The gaming industry is heading for a major platform shift, according to Take-Two Interactive CEO Strauss Zelnick. In a candid interview with CNBC's Squawk Box, the executive behind Grand Theft Auto and NBA 2K franchises said gaming is moving toward PCs over the next decade, even as traditional consoles maintain their foothold in living rooms worldwide.
Take-Two Interactive CEO Strauss Zelnick just dropped a bombshell prediction that could reshape how we think about the future of gaming. Speaking to CNBC's Squawk Box on Monday, the executive behind some of gaming's biggest franchises said the industry is moving toward PCs in the coming decade, fundamentally shifting away from the closed console ecosystems that have dominated for generations.
"I think it's moving towards PC and business is moving towards open rather than closed," Zelnick explained during the interview. But he's not writing off consoles entirely - instead, he's reframing what a console actually means in 2025. "If you define console as the property, not the system, then the notion of a very rich game that you engage in for many hours that you play on a big screen - that's never going away."

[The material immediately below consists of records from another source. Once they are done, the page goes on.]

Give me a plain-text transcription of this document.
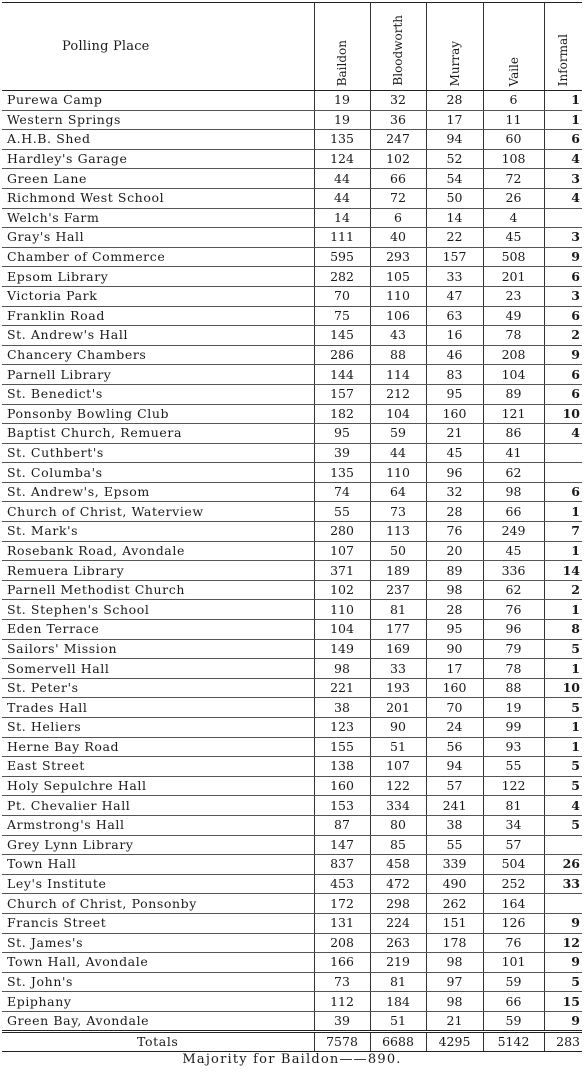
Polling Place	Baildon	Bloodworth	Murray	Vaile	Informal
Purewa Camp	19	32	28	6	1
Western Springs	19	36	17	11	1
A.H.B. Shed	135	247	94	60	6
Hardley's Garage	124	102	52	108	4
Green Lane	44	66	54	72	3
Richmond West School	44	72	50	26	4
Welch's Farm	14	6	14	4	
Gray's Hall	111	40	22	45	3
Chamber of Commerce	595	293	157	508	9
Epsom Library	282	105	33	201	6
Victoria Park	70	110	47	23	3
Franklin Road	75	106	63	49	6
St. Andrew's Hall	145	43	16	78	2
Chancery Chambers	286	88	46	208	9
Parnell Library	144	114	83	104	6
St. Benedict's	157	212	95	89	6
Ponsonby Bowling Club	182	104	160	121	10
Baptist Church, Remuera	95	59	21	86	4
St. Cuthbert's	39	44	45	41	
St. Columba's	135	110	96	62	
St. Andrew's, Epsom	74	64	32	98	6
Church of Christ, Waterview	55	73	28	66	1
St. Mark's	280	113	76	249	7
Rosebank Road, Avondale	107	50	20	45	1
Remuera Library	371	189	89	336	14
Parnell Methodist Church	102	237	98	62	2
St. Stephen's School	110	81	28	76	1
Eden Terrace	104	177	95	96	8
Sailors' Mission	149	169	90	79	5
Somervell Hall	98	33	17	78	1
St. Peter's	221	193	160	88	10
Trades Hall	38	201	70	19	5
St. Heliers	123	90	24	99	1
Herne Bay Road	155	51	56	93	1
East Street	138	107	94	55	5
Holy Sepulchre Hall	160	122	57	122	5
Pt. Chevalier Hall	153	334	241	81	4
Armstrong's Hall	87	80	38	34	5
Grey Lynn Library	147	85	55	57	
Town Hall	837	458	339	504	26
Ley's Institute	453	472	490	252	33
Church of Christ, Ponsonby	172	298	262	164	
Francis Street	131	224	151	126	9
St. James's	208	263	178	76	12
Town Hall, Avondale	166	219	98	101	9
St. John's	73	81	97	59	5
Epiphany	112	184	98	66	15
Green Bay, Avondale	39	51	21	59	9
Totals	7578	6688	4295	5142	283
Majority for Baildon——890.
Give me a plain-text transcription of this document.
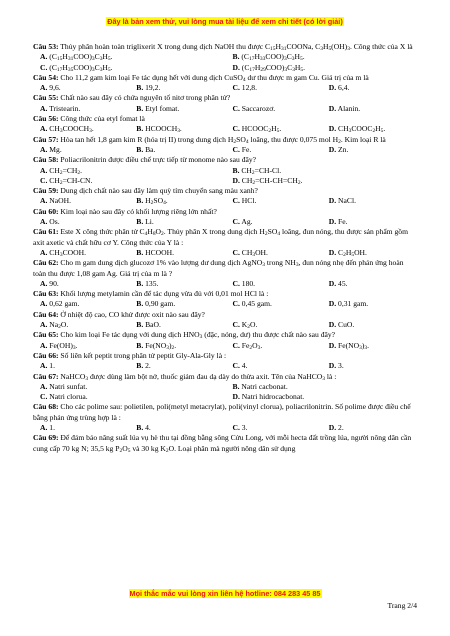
Đây là bản xem thử, vui lòng mua tài liệu để xem chi tiết (có lời giải)

Câu 53: Thủy phân hoàn toàn triglixerit X trong dung dịch NaOH thu được $C_{15}H_{31}COONa$, $C_3H_5(OH)_3$. Công thức của X là

A. $(C_{15}H_{31}COO)_3C_3H_5$.	B. $(C_{17}H_{33}COO)_3C_3H_5$.
C. $(C_{17}H_{35}COO)_3C_3H_5$.	D. $(C_{17}H_{29}COO)_3C_3H_5$.

Câu 54: Cho 11,2 gam kim loại Fe tác dụng hết với dung dịch CuSO$_4$ dư thu được m gam Cu. Giá trị của m là

A. 9,6.	B. 19,2.	C. 12,8.	D. 6,4.

Câu 55: Chất nào sau đây có chứa nguyên tố nitơ trong phân tử?

A. Tristearin.	B. Etyl fomat.	C. Saccarozơ.	D. Alanin.

Câu 56: Công thức của etyl fomat là

A. $CH_3COOCH_3$.	B. $HCOOCH_3$.	C. $HCOOC_2H_5$.	D. $CH_3COOC_2H_5$.

Câu 57: Hòa tan hết 1,8 gam kim R (hóa trị II) trong dung dịch $H_2SO_4$ loãng, thu được 0,075 mol $H_2$. Kim loại R là

A. Mg.	B. Ba.	C. Fe.	D. Zn.

Câu 58: Poliacrilonitrin được điều chế trực tiếp từ monome nào sau đây?

A. $CH_2=CH_2$.	B. $CH_2=CH-Cl$.
C. $CH_2=CH-CN$.	D. $CH_2=CH-CH=CH_2$.

Câu 59: Dung dịch chất nào sau đây làm quỳ tím chuyển sang màu xanh?

A. NaOH.	B. $H_2SO_4$.	C. HCl.	D. NaCl.

Câu 60: Kim loại nào sau đây có khối lượng riêng lớn nhất?

A. Os.	B. Li.	C. Ag.	D. Fe.

Câu 61: Este X công thức phân tử $C_4H_8O_2$. Thủy phân X trong dung dịch $H_2SO_4$ loãng, đun nóng, thu được sản phẩm gồm axit axetic và chất hữu cơ Y. Công thức của Y là :

A. $CH_3COOH$.	B. HCOOH.	C. $CH_3OH$.	D. $C_2H_5OH$.

Câu 62: Cho m gam dung dịch glucozơ 1% vào lượng dư dung dịch AgNO$_3$ trong $NH_3$, đun nóng nhẹ đến phản ứng hoàn toàn thu được 1,08 gam Ag. Giá trị của m là ?

A. 90.	B. 135.	C. 180.	D. 45.

Câu 63: Khối lượng metylamin cần để tác dụng vừa đủ với 0,01 mol HCl là :

A. 0,62 gam.	B. 0,90 gam.	C. 0,45 gam.	D. 0,31 gam.

Câu 64: Ở nhiệt độ cao, CO khử được oxit nào sau đây?

A. $Na_2O$.	B. BaO.	C. $K_2O$.	D. CuO.

Câu 65: Cho kim loại Fe tác dụng với dung dịch $HNO_3$ (đặc, nóng, dư) thu được chất nào sau đây?

A. $Fe(OH)_3$.	B. $Fe(NO_3)_2$.	C. $Fe_2O_3$.	D. $Fe(NO_3)_3$.

Câu 66: Số liên kết peptit trong phân tử peptit Gly-Ala-Gly là :

A. 1.	B. 2.	C. 4.	D. 3.

Câu 67: NaHCO$_3$ được dùng làm bột nở, thuốc giảm đau dạ dày do thừa axit. Tên của NaHCO$_3$ là :

A. Natri sunfat.	B. Natri cacbonat.
C. Natri clorua.	D. Natri hidrocacbonat.

Câu 68: Cho các polime sau: polietilen, poli(metyl metacrylat), poli(vinyl clorua), poliacrilonitrin. Số polime được điều chế bằng phản ứng trùng hợp là :

A. 1.	B. 4.	C. 3.	D. 2.

Câu 69: Để đảm bảo năng suất lúa vụ hè thu tại đồng bằng sông Cửu Long, với mỗi hecta đất trồng lúa, người nông dân cần cung cấp 70 kg N; 35,5 kg $P_2O_5$ và 30 kg $K_2O$. Loại phân mà người nông dân sử dụng

Mọi thắc mắc vui lòng xin liên hệ hotline: 084 283 45 85
Trang 2/4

The timing of these comments isn't coincidental. Take-Two sits at the center of gaming's biggest revenue streams, with Grand Theft Auto, Red Dead Redemption, and NBA 2K generating billions annually across multiple platforms. When Zelnick talks about platform trends, the entire industry listens - and his latest assessment suggests we're witnessing a fundamental shift in how people want to play games.
Right now, Zelnick says the market split between console and mobile gaming is roughly even, but mobile is growing significantly faster than traditional consoles. This creates an interesting dynamic where Sony's PlayStation and Nintendo continue doubling down on their closed, proprietary systems with major success, while competitors like Microsoft's Xbox are already hinting at more PC-integrated approaches for their next generation of hardware.
The shift becomes even more apparent when you look at what's happening on the hardware side. Valve created significant industry buzz last week with its announcement of the new Steam Machine - a console-PC hybrid that can run PC games on a television or function as a traditional gaming computer. It's exactly the kind of open platform convergence Zelnick is talking about, and it represents a direct challenge to the walled-garden approach that's defined console gaming for decades.